The MRJ is scheduled to make its first flight in late 2013. Tokyo-based Mitsubishi has been working to reassure potential customers about the plane after a one-year delay and has said it is targeting airlines in North America and Asia as Europe’s debt crisis damps optimism about sales there.
SkyWest Shares Surge
SkyWest jumped 14 percent to $7.85 yesterday in New York, for its biggest daily gain since March 2009. Raymond James & Associates Inc. raised its rating on the shares of the St. George, Utah-based carrier to outperform from market perform.
Bombardier’s widely traded Class B stock fell 1 percent to C$4 in Toronto yesterday, paring a decline of as much as 3.2 percent. Mitsubishi parent Mitsubishi Heavy Industries Ltd. fell 1.3 percent to 312 yen at the market close in Tokyo.

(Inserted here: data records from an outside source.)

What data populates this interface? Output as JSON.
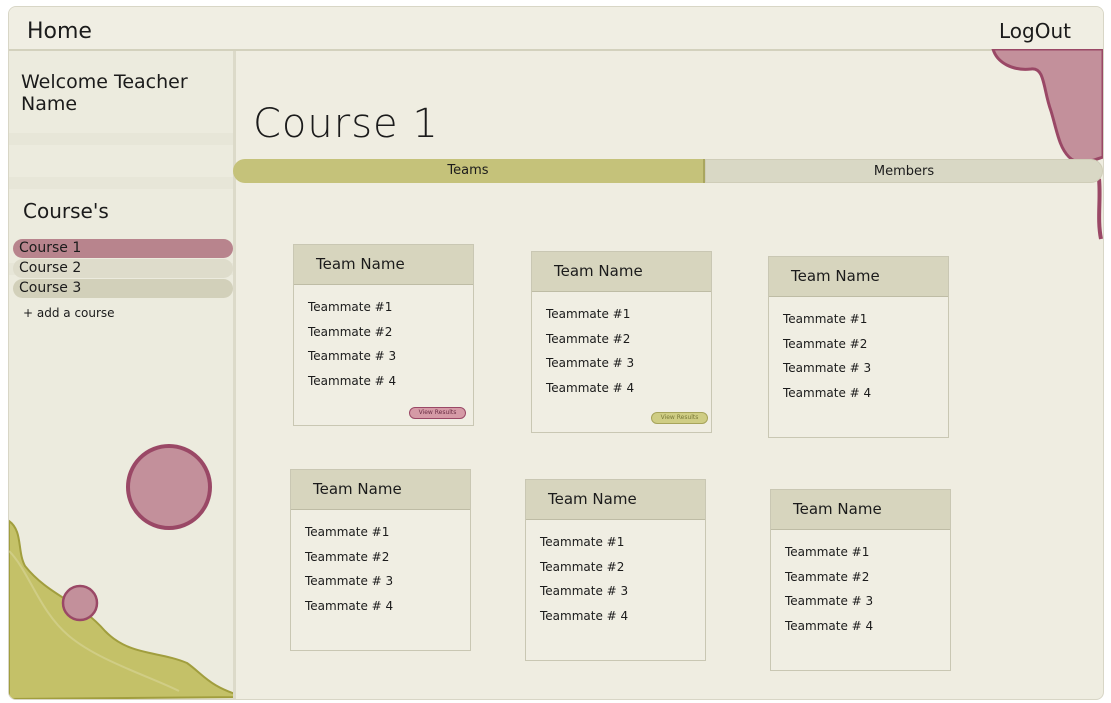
{
  "topbar": {
    "home_label": "Home",
    "logout_label": "LogOut"
  },
  "sidebar": {
    "welcome": "Welcome Teacher Name",
    "courses_heading": "Course's",
    "courses": [
      {
        "label": "Course 1",
        "selected": true
      },
      {
        "label": "Course 2",
        "selected": false
      },
      {
        "label": "Course 3",
        "selected": false
      }
    ],
    "add_course_label": "+ add a course"
  },
  "main": {
    "course_title": "Course 1",
    "tabs": [
      {
        "label": "Teams",
        "active": true
      },
      {
        "label": "Members",
        "active": false
      }
    ],
    "teams": [
      {
        "name": "Team Name",
        "members": [
          "Teammate #1",
          "Teammate #2",
          "Teammate # 3",
          "Teammate # 4"
        ],
        "button": "View Results"
      },
      {
        "name": "Team Name",
        "members": [
          "Teammate #1",
          "Teammate #2",
          "Teammate # 3",
          "Teammate # 4"
        ],
        "button": "View Results"
      },
      {
        "name": "Team Name",
        "members": [
          "Teammate #1",
          "Teammate #2",
          "Teammate # 3",
          "Teammate # 4"
        ]
      },
      {
        "name": "Team Name",
        "members": [
          "Teammate #1",
          "Teammate #2",
          "Teammate # 3",
          "Teammate # 4"
        ]
      },
      {
        "name": "Team Name",
        "members": [
          "Teammate #1",
          "Teammate #2",
          "Teammate # 3",
          "Teammate # 4"
        ]
      },
      {
        "name": "Team Name",
        "members": [
          "Teammate #1",
          "Teammate #2",
          "Teammate # 3",
          "Teammate # 4"
        ]
      }
    ]
  },
  "colors": {
    "background": "#efede1",
    "accent_olive": "#c5c27a",
    "accent_pink": "#b8848d",
    "card_header": "#d7d5be"
  }
}
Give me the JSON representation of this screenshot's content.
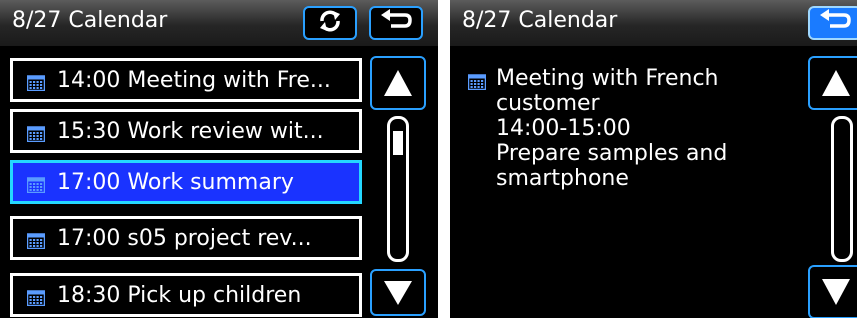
{
  "left_screen": {
    "title": "8/27 Calendar",
    "refresh_icon": "refresh-icon",
    "back_icon": "back-arrow-icon",
    "items": [
      {
        "label": "14:00 Meeting with Fre...",
        "selected": false
      },
      {
        "label": "15:30 Work review wit...",
        "selected": false
      },
      {
        "label": "17:00 Work summary",
        "selected": true
      },
      {
        "label": "17:00 s05 project rev...",
        "selected": false
      },
      {
        "label": "18:30 Pick up children",
        "selected": false
      }
    ],
    "scroll_up_icon": "triangle-up-icon",
    "scroll_down_icon": "triangle-down-icon"
  },
  "right_screen": {
    "title": "8/27 Calendar",
    "back_icon": "back-arrow-icon",
    "detail_lines": [
      "Meeting with French",
      "customer",
      "14:00-15:00",
      "Prepare samples and",
      "smartphone"
    ],
    "scroll_up_icon": "triangle-up-icon",
    "scroll_down_icon": "triangle-down-icon"
  },
  "colors": {
    "accent_border": "#2aa0ff",
    "selected_fill": "#1a33ff",
    "selected_border": "#24d7ff",
    "calendar_icon": "#5a9cff"
  }
}
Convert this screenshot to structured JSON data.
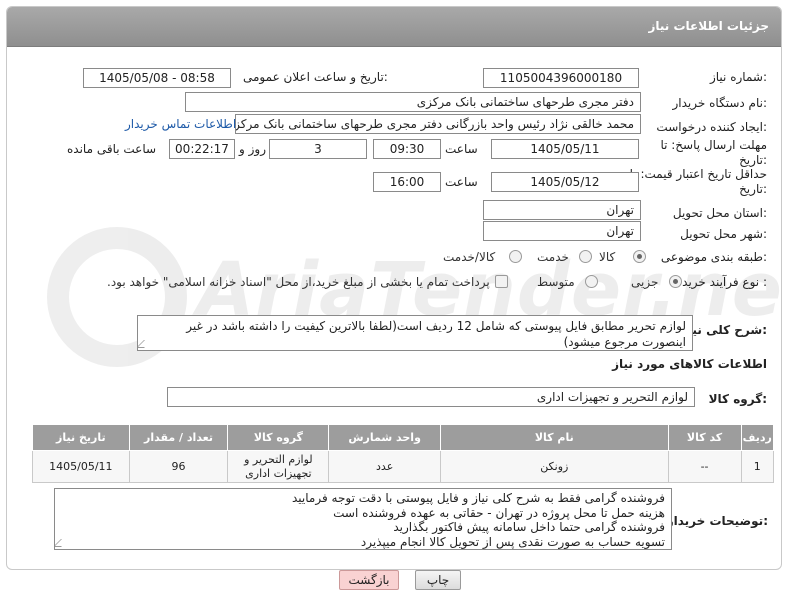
{
  "panel": {
    "title": "جزئیات اطلاعات نیاز"
  },
  "watermark": {
    "text": "AriaTender.net"
  },
  "fields": {
    "need_number": {
      "label": "شماره نیاز:",
      "value": "1105004396000180"
    },
    "announce_datetime": {
      "label": "تاریخ و ساعت اعلان عمومی:",
      "value": "1405/05/08 - 08:58"
    },
    "buyer_org": {
      "label": "نام دستگاه خریدار:",
      "value": "دفتر مجری طرحهای ساختمانی بانک مرکزی"
    },
    "requester": {
      "label": "ایجاد کننده درخواست:",
      "value": "محمد خالقی نژاد رئیس واحد بازرگانی دفتر مجری طرحهای ساختمانی بانک مرکزی",
      "contact_link": "اطلاعات تماس خریدار"
    },
    "deadline": {
      "label": "مهلت ارسال پاسخ: تا تاریخ:",
      "date": "1405/05/11",
      "time_label": "ساعت",
      "time": "09:30",
      "days": "3",
      "days_label": "روز و",
      "remaining": "00:22:17",
      "remaining_label": "ساعت باقی مانده"
    },
    "price_validity": {
      "label": "حداقل تاریخ اعتبار قیمت: تا تاریخ:",
      "date": "1405/05/12",
      "time_label": "ساعت",
      "time": "16:00"
    },
    "province": {
      "label": "استان محل تحویل:",
      "value": "تهران"
    },
    "city": {
      "label": "شهر محل تحویل:",
      "value": "تهران"
    },
    "category": {
      "label": "طبقه بندی موضوعی:",
      "options": [
        "کالا",
        "خدمت",
        "کالا/خدمت"
      ],
      "selected": "کالا"
    },
    "purchase_process": {
      "label": "نوع فرآیند خرید :",
      "options": [
        "جزیی",
        "متوسط"
      ],
      "selected": "جزیی",
      "payment_note": "پرداخت تمام یا بخشی از مبلغ خرید،از محل \"اسناد خزانه اسلامی\" خواهد بود."
    }
  },
  "description": {
    "label": "شرح کلی نیاز:",
    "text": "لوازم تحریر مطابق فایل پیوستی که شامل 12 ردیف است(لطفا بالاترین کیفیت را داشته باشد در غیر اینصورت مرجوع میشود)"
  },
  "goods": {
    "section_title": "اطلاعات کالاهای مورد نیاز",
    "group_label": "گروه کالا:",
    "group_value": "لوازم التحریر و تجهیزات اداری",
    "columns": [
      "ردیف",
      "کد کالا",
      "نام کالا",
      "واحد شمارش",
      "گروه کالا",
      "تعداد / مقدار",
      "تاریخ نیاز"
    ],
    "rows": [
      {
        "row": "1",
        "code": "--",
        "name": "زونکن",
        "unit": "عدد",
        "group": "لوازم التحریر و تجهیزات اداری",
        "qty": "96",
        "date": "1405/05/11"
      }
    ]
  },
  "buyer_notes": {
    "label": "توضیحات خریدار:",
    "lines": [
      "فروشنده گرامی فقط به شرح کلی نیاز و فایل پیوستی با دقت توجه فرمایید",
      "هزینه حمل تا محل پروژه در تهران - حقاتی به عهده فروشنده است",
      "فروشنده گرامی حتما داخل سامانه پیش فاکتور بگذارید",
      "تسویه حساب به صورت نقدی پس از تحویل کالا  انجام میپذیرد"
    ]
  },
  "buttons": {
    "print": "چاپ",
    "back": "بازگشت"
  }
}
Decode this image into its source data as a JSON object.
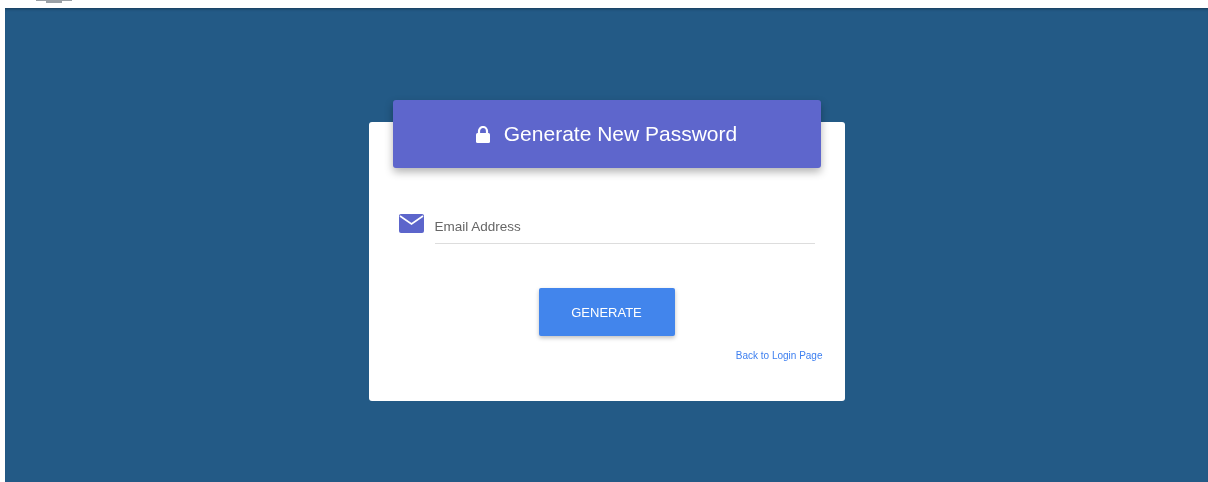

The Mitsubishi announcement won’t preclude Bombardier from bidding for new business from SkyWest, which has indicated it may seek to replace a “large portion” of its 512 50-seat regional jets, wrote Doerksen, who has an outperform rating on the stock.
“SkyWest has a need for a much broader fleet replacement and we believe Bombardier remains positioned for an order from SkyWest, especially for its Q400 turboprop,” he said.
Bombardier is in talks with SkyWest over a potential regional-jet order that could include “hundreds of planes,” Marc Duchesne, a spokesman for the planemaker, said yesterday in a telephone interview from Farnborough.
“For us the CRJ is the ideal plane for SkyWest,” Duchesne said. “It’s already part of their fleet. It’s an existing plane that we can deliver in the coming quarters.”
Bombardier will separately announce an order for Q400 turboprops at the air show today, said Duchesne, who declined to give details.
SkyWest Chief Financial Officer Michael Kraupp didn’t respond to a voice-mail message seeking comment on a potential Bombardier jet purchase. The airline operates regional flights for carriers that include United Continental Holdings Inc. and Delta Air Lines Inc.
The MRJ will be equipped with engines from United Technologies Corp.’s Pratt & Whitney unit, which are similar in design to power plants under development for Airbus SAS’s A320neo narrow-body jet.